ピアニストの世界で、オリンピックやサッカー・ワールドカップのようなすごい大会「ショパン国際ピアノコンクール」で、日本人として51年ぶりの2位の快挙を遂げた反田さん。サッカー少年でもあった反田さんは、骨折を経てピアニストの道に没入する。2012年、高校在学中に日本音楽コンクールで第1位に、2014年にチャイコフスキー記念国立モスクワ音楽院本学科に首席で入学。言葉もわからないロシアでの苦闘が語られる。2015年のイタリアの国際ピアノコンクールで優勝するが、これは無謀とも武勇伝ともいうべき挑戦で、およそ繊細だと思われるピアニストの真逆の行動と生命力に、何か心持よい笑いさえこみ上げる。「いかなる場所でも手を抜くな」「誰がどこで聞いているかわからない。チャンスは目の前にあるといつも思え」――TBS「情熱大陸」でも語っている通りだ。2017年より、ポーランドのフレデリック・ショパン国立音楽大学(ワルシャワ音楽院)に在籍。そして21年10月、第18回ショパン国際ピアノコンクールで第2位に輝く。言語絶する緊張感、一生を賭けた勝負が伝わってくる。かくも戦略性を持って挑むのか、壮絶な格闘技を思わせる。「1分1秒の瞬間瞬間に、永遠が凝縮されているかのような濃密な時間だった」「ああ、自分はなんと幸せ者なのか。ショパンに出会えたおかげで、僕の人生はこんなにも豊かになった。ピアノをやっていて本当によかった」「ステージでピアノを弾きながら、全身の細胞が歓びに打ち震えた。僕の夢のような40分間が終わった」と語る。

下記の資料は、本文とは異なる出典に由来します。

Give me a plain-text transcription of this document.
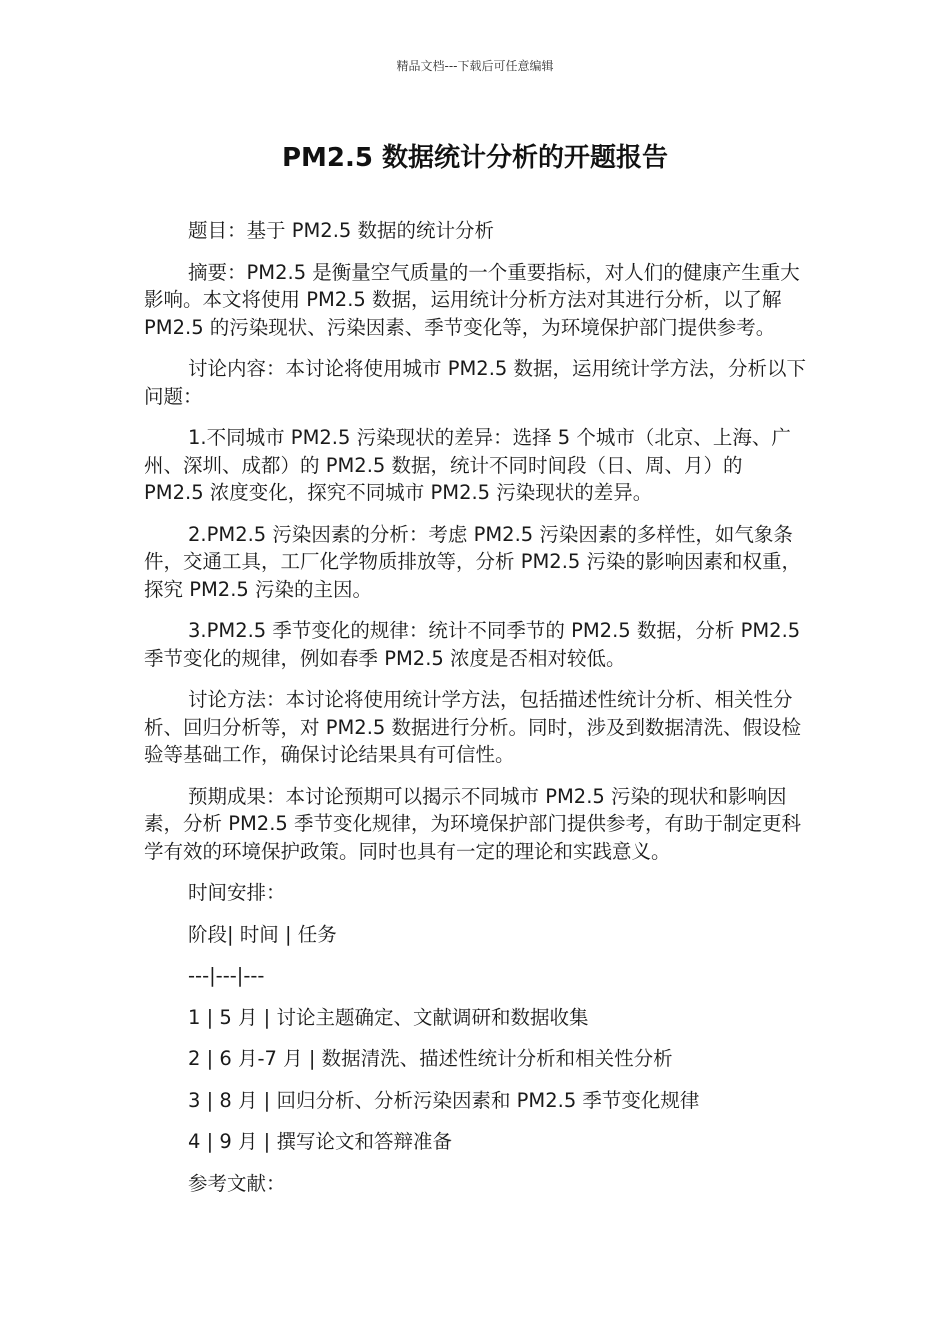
精品文档---下载后可任意编辑
PM2.5 数据统计分析的开题报告

题目：基于 PM2.5 数据的统计分析

摘要：PM2.5 是衡量空气质量的一个重要指标，对人们的健康产生重大影响。本文将使用 PM2.5 数据，运用统计分析方法对其进行分析，以了解 PM2.5 的污染现状、污染因素、季节变化等，为环境保护部门提供参考。

讨论内容：本讨论将使用城市 PM2.5 数据，运用统计学方法，分析以下问题：

1.不同城市 PM2.5 污染现状的差异：选择 5 个城市（北京、上海、广州、深圳、成都）的 PM2.5 数据，统计不同时间段（日、周、月）的 PM2.5 浓度变化，探究不同城市 PM2.5 污染现状的差异。

2.PM2.5 污染因素的分析：考虑 PM2.5 污染因素的多样性，如气象条件，交通工具，工厂化学物质排放等，分析 PM2.5 污染的影响因素和权重，探究 PM2.5 污染的主因。

3.PM2.5 季节变化的规律：统计不同季节的 PM2.5 数据，分析 PM2.5 季节变化的规律，例如春季 PM2.5 浓度是否相对较低。

讨论方法：本讨论将使用统计学方法，包括描述性统计分析、相关性分析、回归分析等，对 PM2.5 数据进行分析。同时，涉及到数据清洗、假设检验等基础工作，确保讨论结果具有可信性。

预期成果：本讨论预期可以揭示不同城市 PM2.5 污染的现状和影响因素，分析 PM2.5 季节变化规律，为环境保护部门提供参考，有助于制定更科学有效的环境保护政策。同时也具有一定的理论和实践意义。

时间安排：

阶段| 时间 | 任务

---|---|---

1 | 5 月 | 讨论主题确定、文献调研和数据收集

2 | 6 月-7 月 | 数据清洗、描述性统计分析和相关性分析

3 | 8 月 | 回归分析、分析污染因素和 PM2.5 季节变化规律

4 | 9 月 | 撰写论文和答辩准备

参考文献：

その凄まじさは、とどまることを知らない。ピアニストであるとともに、オーケストラを率いる指揮者でもあるのだ。さらに自身のレーベル設立、日本初"株式会社"オーケストラの結成、クラシック界のDX化、コロナ禍におけるオンラインサロンを立ち上げる。バーチャル・リアリティーとメタバースの未来に向け突き進み、アニメ音楽や映画音楽とクラシックの融合、さらには音楽学校設立プロジェクトに意欲的に挑む。文化芸術後進国・日本を覆し、「文化・芸術のソフトパワーによって新しい日本の未来を築く」「奈良を日本のワルシャワへ、いつの日か国際音楽コンクールを音楽の街・奈良で」「ハードパワーによって武力衝突しようとする殺伐とした世界を、僕は音楽の力によって変えていきたい」と言う。圧倒され、嬉しくなる。